Stadtführungen der etwas anderen Art: "Prag aus der Sicht von Obdachlosen" (im Original: "Prague through the eyes of homeless people"). Die soziale Organisation "Pragulic" organisiert Stadttouren mit Führern, die lange Zeit auf der Straße gelebt haben oder dies teilweise noch müssen. So soll den Obdachlosen einerseits die Möglichkeit zur Resozialisierung durch die Ausübung eines Jobs ermöglicht werden und andererseits wird den Teilnehmern der Führungen eine andere Perspektive auf Prag geboten.
Dabei gibt es verschiedene Angebote: Man kann beispielsweise eine zweistündige Tour mit einem der neun Guides buchen, bei der es mehr darum geht, Orte zu sehen, die einem als Tourist oder auch als Einheimischer nicht unbedingt geläufig sind. Oder man bucht die "24-Stunden-Erfahrung", bei der man einen Tag lang mit einem der Führer auf der Straße lebt und nachempfinden kann, wie es sich anfühlt, weder eine gesicherte Mahlzeit, noch einen festen Schlafplatz zu haben.
Meine Freunde und ich entschieden uns für Robert, einem von zwei Führern, die auch englischsprachige Touren anbieten. Robert ist ein kleiner gedrungener Mann mit Vollbart und schwarz-grau-melierten schulterlangen Haaren. Mit seinem Fleecepullover, seiner dicken Wollmütze, seiner Bauchtasche und einem überdimensionalen Rucksack tapste er am Treffpunkt vor dem Hauptbahnhof auf uns zu und machte einen etwas skurilen, wenn auch sympathischen Eindruck. Es stellte sich schnell heraus, dass er ein grenzenloser Liebhaber von Zügen ist und so begann unsere Tour auch in einem Zug vom Hauptbahnhof zum Bahnhof Smíchov (Smíchovské nádraží). Dort angekommen, machte uns Robert auf beeindruckende Wandmalereien im oberen Teil der Halle aufmerksam. Ein Passant bemerkte, dass unsere Gruppe fasziniert nach oben starrte und eifrig Fotos machte und stellte sich verwundert zu uns. Er sagte uns, dass er seit fünf Jahren diesen Bahnhof benutzte, die Malereien aber noch nie bemerkt habe.

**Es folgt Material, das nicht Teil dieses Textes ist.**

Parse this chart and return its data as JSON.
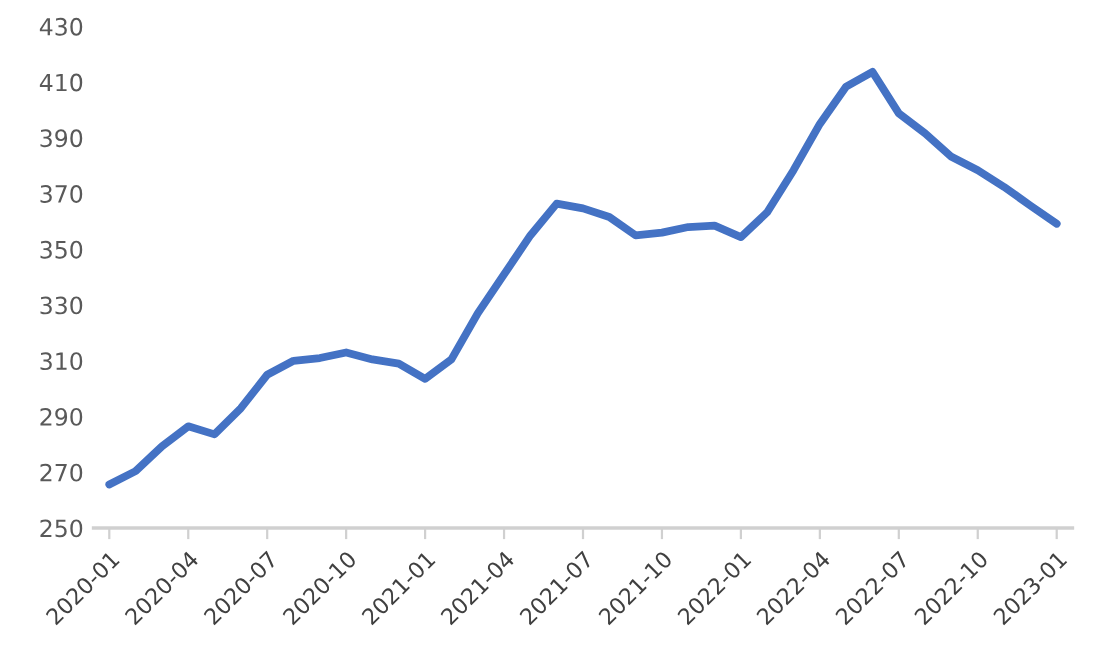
{
  "chart_data": {
    "type": "line",
    "categories": [
      "2020-01",
      null,
      null,
      "2020-04",
      null,
      null,
      "2020-07",
      null,
      null,
      "2020-10",
      null,
      null,
      "2021-01",
      null,
      null,
      "2021-04",
      null,
      null,
      "2021-07",
      null,
      null,
      "2021-10",
      null,
      null,
      "2022-01",
      null,
      null,
      "2022-04",
      null,
      null,
      "2022-07",
      null,
      null,
      "2022-10",
      null,
      null,
      "2023-01"
    ],
    "series": [
      {
        "color": "#4472c4",
        "values": [
          265.6,
          270.4,
          279.3,
          286.5,
          283.6,
          293,
          305,
          310,
          311,
          313,
          310.5,
          309,
          303.5,
          310.5,
          327,
          341,
          355,
          366.4,
          364.7,
          361.6,
          355,
          356,
          358,
          358.5,
          354.4,
          363.3,
          378.4,
          395,
          408.4,
          413.7,
          398.8,
          391.6,
          383.2,
          378.4,
          372.4,
          365.7,
          359.2
        ]
      }
    ],
    "ylim": [
      250,
      430
    ],
    "yticks": [
      250,
      270,
      290,
      310,
      330,
      350,
      370,
      390,
      410,
      430
    ],
    "grid": false,
    "marker": "none",
    "line_style": "solid"
  }
}
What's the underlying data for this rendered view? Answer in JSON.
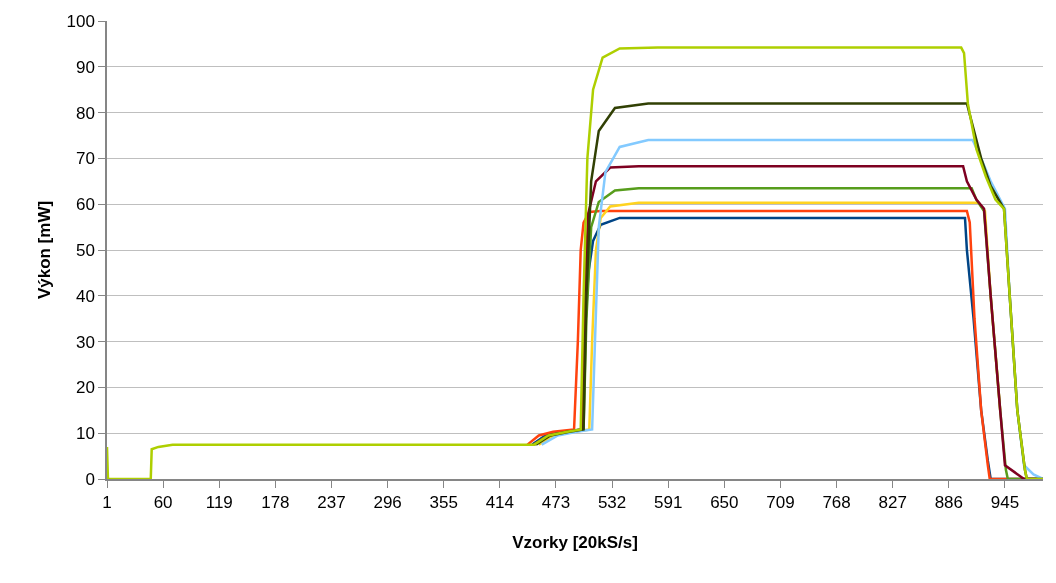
{
  "chart_data": {
    "type": "line",
    "xlabel": "Vzorky [20kS/s]",
    "ylabel": "Výkon [mW]",
    "xlim": [
      1,
      985
    ],
    "xticks": [
      1,
      60,
      119,
      178,
      237,
      296,
      355,
      414,
      473,
      532,
      591,
      650,
      709,
      768,
      827,
      886,
      945
    ],
    "ylim": [
      0,
      100
    ],
    "yticks": [
      0,
      10,
      20,
      30,
      40,
      50,
      60,
      70,
      80,
      90,
      100
    ],
    "grid": "y",
    "legend": false,
    "marker": "none",
    "line_style": "solid",
    "series": [
      {
        "color": "#004586",
        "x": [
          448,
          462,
          480,
          500,
          503,
          507,
          512,
          520,
          540,
          903,
          905,
          912,
          920,
          927,
          930,
          985
        ],
        "values": [
          7.5,
          9.5,
          10.3,
          10.8,
          30,
          45,
          52,
          55.5,
          57,
          57,
          50,
          35,
          15,
          4,
          0,
          0
        ]
      },
      {
        "color": "#ff420e",
        "x": [
          443,
          455,
          470,
          492,
          496,
          499,
          502,
          508,
          520,
          905,
          908,
          913,
          920,
          927,
          929,
          985
        ],
        "values": [
          7.5,
          9.5,
          10.3,
          10.8,
          30,
          50,
          56,
          58.3,
          58.5,
          58.5,
          56,
          35,
          15,
          3,
          0,
          0
        ]
      },
      {
        "color": "#ffd320",
        "x": [
          455,
          470,
          490,
          508,
          511,
          515,
          520,
          530,
          560,
          917,
          924,
          930,
          940
        ],
        "values": [
          7.5,
          9.5,
          10.3,
          10.8,
          30,
          50,
          57,
          59.5,
          60.3,
          60.3,
          58.5,
          40,
          15
        ]
      },
      {
        "color": "#579d1c",
        "x": [
          450,
          465,
          485,
          502,
          505,
          510,
          518,
          535,
          560,
          910,
          915,
          923,
          930,
          940,
          946,
          948,
          985
        ],
        "values": [
          7.5,
          9.5,
          10.3,
          10.8,
          35,
          55,
          60.5,
          63,
          63.5,
          63.5,
          61,
          58.5,
          40,
          15,
          2,
          0,
          0
        ]
      },
      {
        "color": "#7e0021",
        "x": [
          450,
          465,
          485,
          500,
          503,
          507,
          515,
          530,
          560,
          901,
          905,
          915,
          923,
          930,
          940,
          945,
          955,
          965,
          985
        ],
        "values": [
          7.5,
          9.5,
          10.3,
          10.8,
          40,
          58,
          65,
          68,
          68.3,
          68.3,
          65,
          61,
          59,
          40,
          15,
          3,
          1.5,
          0,
          0
        ]
      },
      {
        "color": "#83caff",
        "x": [
          458,
          475,
          495,
          511,
          514,
          518,
          525,
          540,
          570,
          911,
          920,
          930,
          945,
          950,
          958,
          965,
          975,
          985
        ],
        "values": [
          7.5,
          9.5,
          10.3,
          10.8,
          30,
          55,
          67,
          72.5,
          74,
          74,
          70,
          65,
          59,
          40,
          15,
          3,
          1,
          0
        ]
      },
      {
        "color": "#314004",
        "x": [
          452,
          467,
          487,
          502,
          505,
          510,
          518,
          535,
          570,
          905,
          910,
          920,
          930,
          944,
          950,
          958,
          966,
          968,
          985
        ],
        "values": [
          7.5,
          9.5,
          10.3,
          10.8,
          40,
          65,
          76,
          81,
          82,
          82,
          78,
          70,
          64,
          59,
          40,
          15,
          2,
          0,
          0
        ]
      },
      {
        "color": "#aecf00",
        "x": [
          1,
          2,
          47,
          48,
          55,
          70,
          450,
          465,
          485,
          499,
          502,
          506,
          512,
          522,
          540,
          580,
          899,
          902,
          906,
          915,
          925,
          935,
          944,
          950,
          958,
          966,
          968,
          985
        ],
        "values": [
          7,
          0,
          0,
          6.5,
          7,
          7.5,
          7.5,
          9.5,
          10.3,
          10.8,
          40,
          70,
          85,
          92,
          94,
          94.2,
          94.2,
          93,
          82,
          72,
          66,
          61,
          59,
          40,
          15,
          2,
          0,
          0
        ]
      }
    ]
  }
}
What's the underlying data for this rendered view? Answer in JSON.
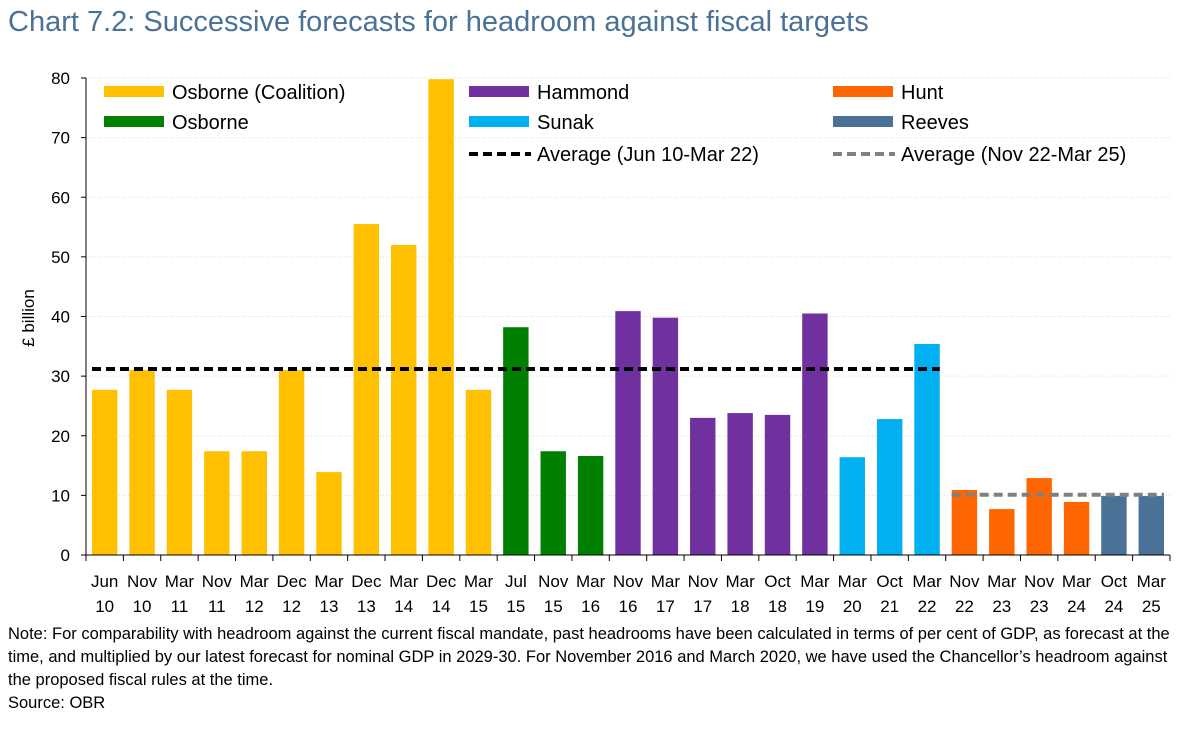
{
  "title": "Chart 7.2: Successive forecasts for headroom against fiscal targets",
  "note": "Note: For comparability with headroom against the current fiscal mandate, past headrooms have been calculated in terms of per cent of GDP, as forecast at the time, and multiplied by our latest forecast for nominal GDP in 2029-30. For November 2016 and March 2020, we have used the Chancellor’s headroom against the proposed fiscal rules at the time.",
  "source": "Source: OBR",
  "chart_data": {
    "type": "bar",
    "ylabel": "£ billion",
    "xlabel": "",
    "ylim": [
      0,
      80
    ],
    "yticks": [
      "0",
      "10",
      "20",
      "30",
      "40",
      "50",
      "60",
      "70",
      "80"
    ],
    "grid": true,
    "legend_placement": "top",
    "categories": [
      [
        "Jun",
        "10"
      ],
      [
        "Nov",
        "10"
      ],
      [
        "Mar",
        "11"
      ],
      [
        "Nov",
        "11"
      ],
      [
        "Mar",
        "12"
      ],
      [
        "Dec",
        "12"
      ],
      [
        "Mar",
        "13"
      ],
      [
        "Dec",
        "13"
      ],
      [
        "Mar",
        "14"
      ],
      [
        "Dec",
        "14"
      ],
      [
        "Mar",
        "15"
      ],
      [
        "Jul",
        "15"
      ],
      [
        "Nov",
        "15"
      ],
      [
        "Mar",
        "16"
      ],
      [
        "Nov",
        "16"
      ],
      [
        "Mar",
        "17"
      ],
      [
        "Nov",
        "17"
      ],
      [
        "Mar",
        "18"
      ],
      [
        "Oct",
        "18"
      ],
      [
        "Mar",
        "19"
      ],
      [
        "Mar",
        "20"
      ],
      [
        "Oct",
        "21"
      ],
      [
        "Mar",
        "22"
      ],
      [
        "Nov",
        "22"
      ],
      [
        "Mar",
        "23"
      ],
      [
        "Nov",
        "23"
      ],
      [
        "Mar",
        "24"
      ],
      [
        "Oct",
        "24"
      ],
      [
        "Mar",
        "25"
      ]
    ],
    "values": [
      27.7,
      31.0,
      27.7,
      17.4,
      17.4,
      31.0,
      13.9,
      55.5,
      52.0,
      79.8,
      27.7,
      38.2,
      17.4,
      16.6,
      40.9,
      39.8,
      23.0,
      23.8,
      23.5,
      40.5,
      16.4,
      22.8,
      35.4,
      10.9,
      7.7,
      12.9,
      8.9,
      9.9,
      9.9
    ],
    "groups": [
      {
        "name": "Osborne (Coalition)",
        "color": "#ffc000",
        "start": 0,
        "end": 10
      },
      {
        "name": "Osborne",
        "color": "#008000",
        "start": 11,
        "end": 13
      },
      {
        "name": "Hammond",
        "color": "#7030a0",
        "start": 14,
        "end": 19
      },
      {
        "name": "Sunak",
        "color": "#00b0f0",
        "start": 20,
        "end": 22
      },
      {
        "name": "Hunt",
        "color": "#ff6600",
        "start": 23,
        "end": 26
      },
      {
        "name": "Reeves",
        "color": "#4a7196",
        "start": 27,
        "end": 28
      }
    ],
    "averages": [
      {
        "name": "Average (Jun 10-Mar 22)",
        "value": 31.2,
        "start": 0,
        "end": 22,
        "color": "#000000"
      },
      {
        "name": "Average (Nov 22-Mar 25)",
        "value": 10.1,
        "start": 23,
        "end": 28,
        "color": "#808080"
      }
    ]
  }
}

Das beschreibt die Faszination einer Tour mit Robert sehr passend. Er hielt immer wieder an verschiedendsten Ecken an und machte uns auf kleine Details am Straßenrand oder versteckt in Hinterhöfen aufmerksam. Dabei konnte es sich um alles Mögliche halten: von 70 Jahre alten Reklametafeln bis hin zu einer Kirche die zwischen ein paar Bäumen von der Sonne angestrahlt wurde. Die Tour setzte sich etwas durch den Stadtteil Smíchov bis zur Metro-Station Anděl fort. Von dort nahmen wir einen historischen Schienenbus, der uns eine schöne Strecke durch die Wälder den Berg hinauf zum Bahnhof Praha-Cibulka in den Stadtteil Košíře brachte. Von dort führte uns Robert zu einem im Wald versteckten alten Turm, der nicht nur an sich sehr interessant aussah, sondern auch eine weite Aussicht zu bieten hatte. Auf dem Rückweg hatte Robert noch für alle Teilnehmer selbstgemachtes Gebäck.
Die Führung hat sich aus meiner Perspektive wirklich gelohnt, da wir Prag auf anderen Wegen als die meisten Touristen erkunden konnten. Man muss hierbei nicht erwarten, dass man sieht wie Obdachlose in Prag leben. Sondern viel mehr, wie jemand, der seit Jahren in dieser Stadt lebt und sie auswendig kennt, diese sieht und was derjenige an ihr zu schätzen weiß.